25.6 C
Medan
Monday, June 17, 2024

Ditemukan Ada Unsur Pidana, Pembunuhan Brigadir J Naik Penyidikan

JAKARTA, SUMUTPOS.CO – Bareskrim Polri menaikkan status kasus dugaan pembunuhan berencana terhadap Brigadir J ke tahap penyidikan. Penyidik menemukan adanya unsur pidana dalam kasus tersebut.

“Iya sudah, barusan selesai gelar perkaranya,” ujar Direktur Tindak Pidana Umum (Dirtipidum) Bareskrim Polri, Brigjen Pol Andi Rian saat dikonfirmasi, Jumat (22/7).

Dalam perkara ini, Bareskrim Polri telah melakukan pemeriksaan terhadap 11 orang saksi dari pihak pelapor. Mereka adalah kedua orang tua Brigadir J, adik, kakak, tante, kerabat, serta dari pegawai rumah sakit di Jambi.

Kadiv Humas Polri Irjen Dedi Prasetyo mengatakan, pemeriksaan tersebut dilakukan oleh tim penyidik Bareskrim Polri kepada pihak keluarga Brigadir J di Polda Jambi. “Ya betul, tim sidik memintai keterangan dari pihak keluarga hari ini di Polda Jambi,” ujarnya saat dikonfirmasi.

Kendati demikian, Dedi masih belum merinci materi apa saja yang tengah didalami oleh tim penyidik dari Direktorat Tindak Pidana Umum tersebut. Hanya saja, ia memastikan penyidikan tersebut berkaitan dengan laporan dugaan pembunuhan berencana terhadap Brigadir J. “Sesuai laporan dari PH (penasihat hukum),” jelasnya.

Sebagai informasi, Bareskrim Polri telah menerima laporan dugaan pembunuhan berencana di rumah Kadiv Propam Polri Irjen Ferdy Sambo yang menewaskan Brigadir J dengan ancaman hukuman seperti diatur pada Pasal 340 juncto Pasal 338 juncto Pasal 351 ayat (3) juncto Pasal 55 dan Pasal 56 KUHP. Laporan tersebut teregistrasi dengan nomor LP/B/0386/VII/2022/SPKT/ BARESKRIM POLRI, tertanggal 18 Juli.

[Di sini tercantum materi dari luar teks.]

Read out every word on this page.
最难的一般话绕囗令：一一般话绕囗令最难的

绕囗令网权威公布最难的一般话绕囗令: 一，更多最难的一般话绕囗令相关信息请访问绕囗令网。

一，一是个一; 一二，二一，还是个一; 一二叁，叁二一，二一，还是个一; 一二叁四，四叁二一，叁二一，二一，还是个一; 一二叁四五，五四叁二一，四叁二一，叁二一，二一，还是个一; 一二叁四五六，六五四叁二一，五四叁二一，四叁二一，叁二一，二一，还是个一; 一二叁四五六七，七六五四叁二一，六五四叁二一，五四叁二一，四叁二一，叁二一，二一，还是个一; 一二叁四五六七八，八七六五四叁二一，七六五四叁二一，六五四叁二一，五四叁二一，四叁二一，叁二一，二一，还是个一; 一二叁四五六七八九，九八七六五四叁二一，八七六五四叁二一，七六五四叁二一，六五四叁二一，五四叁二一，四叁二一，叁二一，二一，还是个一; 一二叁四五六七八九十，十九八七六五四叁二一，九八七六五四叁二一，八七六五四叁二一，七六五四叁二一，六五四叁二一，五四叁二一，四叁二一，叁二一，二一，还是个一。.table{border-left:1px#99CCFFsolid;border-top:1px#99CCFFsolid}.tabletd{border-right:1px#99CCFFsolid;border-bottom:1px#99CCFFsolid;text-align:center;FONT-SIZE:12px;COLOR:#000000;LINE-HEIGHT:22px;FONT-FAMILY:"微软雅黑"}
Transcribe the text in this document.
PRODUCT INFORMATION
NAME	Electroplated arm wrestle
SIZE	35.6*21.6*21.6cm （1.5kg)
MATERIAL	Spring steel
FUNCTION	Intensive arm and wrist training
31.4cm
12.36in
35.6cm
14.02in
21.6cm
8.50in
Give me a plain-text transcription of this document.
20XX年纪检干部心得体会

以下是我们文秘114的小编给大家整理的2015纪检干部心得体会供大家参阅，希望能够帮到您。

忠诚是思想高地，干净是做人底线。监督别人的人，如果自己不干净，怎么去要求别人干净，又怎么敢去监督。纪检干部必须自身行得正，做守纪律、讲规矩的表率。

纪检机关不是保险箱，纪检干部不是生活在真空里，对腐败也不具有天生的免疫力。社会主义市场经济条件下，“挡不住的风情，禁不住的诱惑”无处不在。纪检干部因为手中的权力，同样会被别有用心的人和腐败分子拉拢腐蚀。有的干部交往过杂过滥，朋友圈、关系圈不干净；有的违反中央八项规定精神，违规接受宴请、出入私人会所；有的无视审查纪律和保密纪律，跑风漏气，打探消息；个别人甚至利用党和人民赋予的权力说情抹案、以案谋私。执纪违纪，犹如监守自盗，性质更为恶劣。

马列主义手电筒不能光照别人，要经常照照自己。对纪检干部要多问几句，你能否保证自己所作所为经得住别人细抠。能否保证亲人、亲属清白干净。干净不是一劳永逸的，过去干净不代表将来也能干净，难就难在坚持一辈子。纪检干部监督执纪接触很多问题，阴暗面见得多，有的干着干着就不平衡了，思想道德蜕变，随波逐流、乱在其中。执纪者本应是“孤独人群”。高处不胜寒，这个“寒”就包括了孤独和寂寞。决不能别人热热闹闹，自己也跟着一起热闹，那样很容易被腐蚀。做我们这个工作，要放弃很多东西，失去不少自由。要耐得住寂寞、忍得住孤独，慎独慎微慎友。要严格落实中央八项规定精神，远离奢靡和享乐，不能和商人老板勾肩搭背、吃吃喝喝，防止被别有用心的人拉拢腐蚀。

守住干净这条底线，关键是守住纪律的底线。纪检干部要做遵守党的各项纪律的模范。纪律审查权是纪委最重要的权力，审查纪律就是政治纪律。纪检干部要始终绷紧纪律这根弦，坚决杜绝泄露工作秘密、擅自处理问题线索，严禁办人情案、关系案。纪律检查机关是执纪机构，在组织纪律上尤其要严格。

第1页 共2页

Laporan tersebut telah ditindaklanjuti dengan melakukan gelar perkara awal pada Rabu (20/7) dan meminta klarifikasi tim kuasa hukum selaku pelapor.

Selain itu, Polri juga menyetujui permintaan keluarga Bripda Yosua untuk dilakukan autopsi ulang atau ekshumasi (pembongkaran makam demi keadilan). Kamaruddin Simanjuntak selaku anggota Tim Kuasa Hukum keluarga Brigadir Yosua mengatakan, pihaknya tengah berada di Jambi guna memberikan pendampingan terhadap keluarga Bripda Yosua yang saat ini tengah menjalani pemeriksaan.

Ia menyebutkan, ada 11 orang yang dimintai keterangan oleh penyidik. Mereka adalah kedua orang tua Brigadir J, adik, kakak, tante, kerabat, serta dari pegawai rumah sakit di Jambi. “Saya lagi di Jambi mendampingi saksi, ada 11 saksi yang diperiksa,” kata Kamaruddin.

Sebelumnya, Presiden Joko Widodo (Jokowi) telah meminta kepada Polri agar mengungkap kasus tewasnya Brigadir J secara transparan. Ia juga menegaskan untuk tidak ada peristiwa yang ditutup-tutupi dari publik.

Merespons hal itu, Kadiv Humas Polri Irjen Pol Dedi Prasetyo mengatakan, pihaknya akan mematuhi perintah Presiden. Tim khusus yang telah dibentuk dipastikan akan bekerja secara transparan.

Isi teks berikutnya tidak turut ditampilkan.